Musings on the first Chalice Scrum

For a while i’ve been hearing enthusiastic noises about how Scrum development practise can focus productivity and improve morale; and been agitating within EDINA to try it out. So Chalice became the guinea-pig first project for a “Rapid Application Development” team; we did three weeks between September 20th and October 7th. In the rest of this post I’ll talk about what happened, what seemed to work, and what seemed soggy.

What happened?

  • We worked as a team 4 days a week, Monday-Thursday, with Fridays either to pick up pieces or to do support and maintenance work for other projects.
  • Each morning we met at 9:45 for 15 minutes to review what had happened the day before, what would happen the next day
  • Each item of work-in-progress went on a post-it note in our meeting room
  • The team was of 4+1 people – four software developers, with a database engineer consulting and sanity checking
  • We had three deliverables –
        a data store and data loading tools
        a RESTful API to query the data
        a user interface to visualise the data as a graph and map

In essence, this was it. We slacked on the full Scrum methodology in several ways:

  • No estimates.

Why no estimates? The positive reason: this sprint was mostly about code re-use and concept re-design; we weren’t building much from scratch. The data model design, and API to query bounding boxes in time and space, were plundered and evolved from Unlock. The code for visualising queries (and the basis for annotating results) was lifted from Addressing History. So we were working with mostly known quantities.

  • No product owner

This was mostly an oversight; going into the process without much preparation time. I put myself in the “Scrum master” role by instinct, whereas other project managers might be more comfortable playing “product owner”. With hindsight, it would have been great to have a team member from a different institution (the user-facing folk at CeRch) or our JISC project officer, visit for a day and play product owner.

What seemed to work?

The “time-boxed” meeting (every morning for 15 minutes at 9:45) seemed to work very well. It helped keep the team focused and communicating. I was surprised that team members actually wanted to talk for longer, and broke up into smaller groups to discuss specific issues.

The team got to share knowledge on fundamentals, that should be re-useful across many other projects and services – for example, the optimum use of Hibernate to move objects around in Java decoupled from the original XML sources and the database implementation.

Emphasis on code re-use meant we could put together a lot of stuff in a compressed amount of time.

Where did things go soggy?

From this point we get into some collective soul-searching, in the hope that it’s helpful to others for future planning.

The start and end were both a bit halting – so out of 12 days available, for only 7 or 8 of those were we actually “on”. The start went a bit awkwardly because:

      We didn’t have the full team available ’til day 3 – holidays scheduled before the Scrum was planned
      It wasn’t clear to other project managers that the team were exclusively working on something else; so a couple of team members were yanked off to do support work before we could clearly establish our rules (e.g. “you’ll get yours later”).

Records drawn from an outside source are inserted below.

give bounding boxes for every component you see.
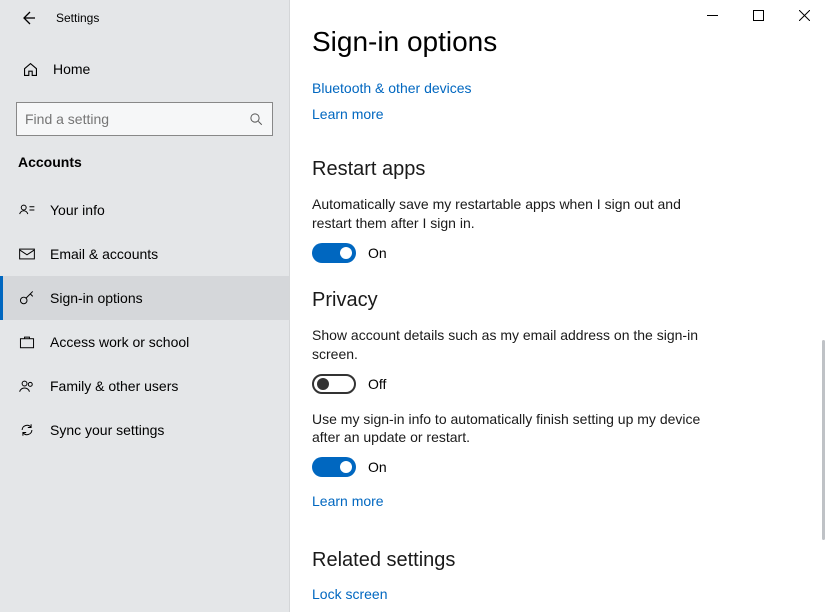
search-input[interactable] [25,111,249,127]
sidebar-item-access-work-school[interactable]: Access work or school [0,320,289,364]
search-container [16,102,273,136]
key-icon [18,289,36,307]
back-button[interactable] [14,4,42,32]
people-icon [18,377,36,395]
sidebar-item-sync-settings[interactable]: Sync your settings [0,408,289,452]
privacy-toggle-2-row: On [312,457,805,477]
link-learn-more-privacy[interactable]: Learn more [312,493,384,509]
sidebar-item-sign-in-options[interactable]: Sign-in options [0,276,289,320]
link-bluetooth-devices[interactable]: Bluetooth & other devices [312,80,472,96]
arrow-left-icon [20,10,36,26]
close-icon [799,10,810,21]
sidebar-item-label: Access work or school [50,334,189,350]
maximize-button[interactable] [735,0,781,30]
sidebar-item-your-info[interactable]: Your info [0,188,289,232]
privacy-desc-2: Use my sign-in info to automatically fin… [312,410,722,448]
minimize-icon [707,10,718,21]
person-card-icon [18,201,36,219]
sidebar-nav-list: Your info Email & accounts Sign-in optio… [0,188,289,452]
scrollbar-thumb[interactable] [822,340,825,540]
sidebar: Settings Home Accounts Your info [0,0,290,612]
page-title: Sign-in options [312,26,805,58]
search-icon [249,112,264,127]
sidebar-item-label: Family & other users [50,378,178,394]
privacy-toggle-1[interactable] [312,374,356,394]
close-button[interactable] [781,0,827,30]
settings-window: Settings Home Accounts Your info [0,0,827,612]
privacy-heading: Privacy [312,289,805,312]
sidebar-item-family-other-users[interactable]: Family & other users [0,364,289,408]
home-nav[interactable]: Home [0,48,289,90]
maximize-icon [753,10,764,21]
sidebar-item-label: Sync your settings [50,422,164,438]
minimize-button[interactable] [689,0,735,30]
restart-apps-heading: Restart apps [312,158,805,181]
sync-icon [18,421,36,439]
related-settings-heading: Related settings [312,549,805,572]
restart-apps-toggle-row: On [312,243,805,263]
titlebar: Settings [0,0,289,36]
restart-apps-toggle-state: On [368,245,387,261]
window-controls [689,0,827,30]
app-title: Settings [56,11,99,25]
mail-icon [18,245,36,263]
sidebar-section-header: Accounts [0,150,289,180]
main-content: Sign-in options Bluetooth & other device… [290,0,827,612]
home-icon [21,61,39,78]
privacy-toggle-1-row: Off [312,374,805,394]
restart-apps-desc: Automatically save my restartable apps w… [312,195,722,233]
sidebar-item-label: Your info [50,202,105,218]
restart-apps-toggle[interactable] [312,243,356,263]
link-lock-screen[interactable]: Lock screen [312,586,387,602]
privacy-toggle-1-state: Off [368,376,386,392]
privacy-toggle-2[interactable] [312,457,356,477]
sidebar-item-label: Email & accounts [50,246,158,262]
link-learn-more-top[interactable]: Learn more [312,106,384,122]
briefcase-icon [18,333,36,351]
privacy-toggle-2-state: On [368,459,387,475]
search-input-wrap[interactable] [16,102,273,136]
sidebar-item-email-accounts[interactable]: Email & accounts [0,232,289,276]
privacy-desc-1: Show account details such as my email ad… [312,326,722,364]
home-label: Home [53,61,90,77]
sidebar-item-label: Sign-in options [50,290,143,306]
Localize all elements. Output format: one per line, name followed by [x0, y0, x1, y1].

We could address the first problem through more upfront public planning. If the Scrum approach seems to work out and EDINA sticks with it for other projects and services, then a schedule of intense development periods can be published with a horizon of up to 6 months – team members know which times to avoid – and we can be careful about not clashing with school holidays.

We could address the second problem by broadcasting more, internally to the organisation, about what’s being worked on and why. Other project managers will hopefully feel happier with arrangements once they’ve had a chance to work with the team. It is a sudden adjustment in development practise, where the norm has been one or two people full-time for a longish stretch on one service or project.

The end went a bit awkwardly because:

    I didn’t pin down a definite end date – I wasn’t sure if we’d need two or three weeks to get enough-done, and my own dates for the third week were uncertain
    Non-movable requirements for other project work came up right at the end, partly as a by-product of this

The first problem meant we didn’t really build to a crescendo, but rather turned up at the beginning of week 3, looked at how much of the post-it-note map we still had to cover. Then we lost a team member, and the last couple of days turned into a fest of testing and documentation. This was great in the sense that one cannot underestimate the importance of tests and documentation. This was less great in that the momentum somewhat trickled away.

On the basis of this, I imagine that we should:

  • Schedule up-front more, making sure that everyone involved has several months advance notice of upcoming sprints
  • Possibly leave more time than the one review week between sprints on different projects
  • Wait until everyone, or almost everyone, is available, rather than make a halting start with 2 or 3 people

We were operating in a bit of a vacuum as to end-user requirements, and we also had somewhat shifting data (changing in format and quality during the sprint). This was another scheduling fail for me – in an ideal world we would have waited another month, seen some in-depth use case interviews from CeRch and had a larger and more stable collection of data from LTG. But when the chance to kick off the Scrum process within the larger EDINA team came up so quickly, I just couldn’t postpone it.

We plan a follow-up sprint, with the intense development time between November 15th and 25th. The focuses here will be

  • adding annotation / correction to the user interface and API (the seeds already existing in the current codebase)
  • adding the ability to drop in custom map layers

Everything we built at EDINA during the sprint is in Chalice’s subversion repository on Sourceforge – which I’m rather happy with.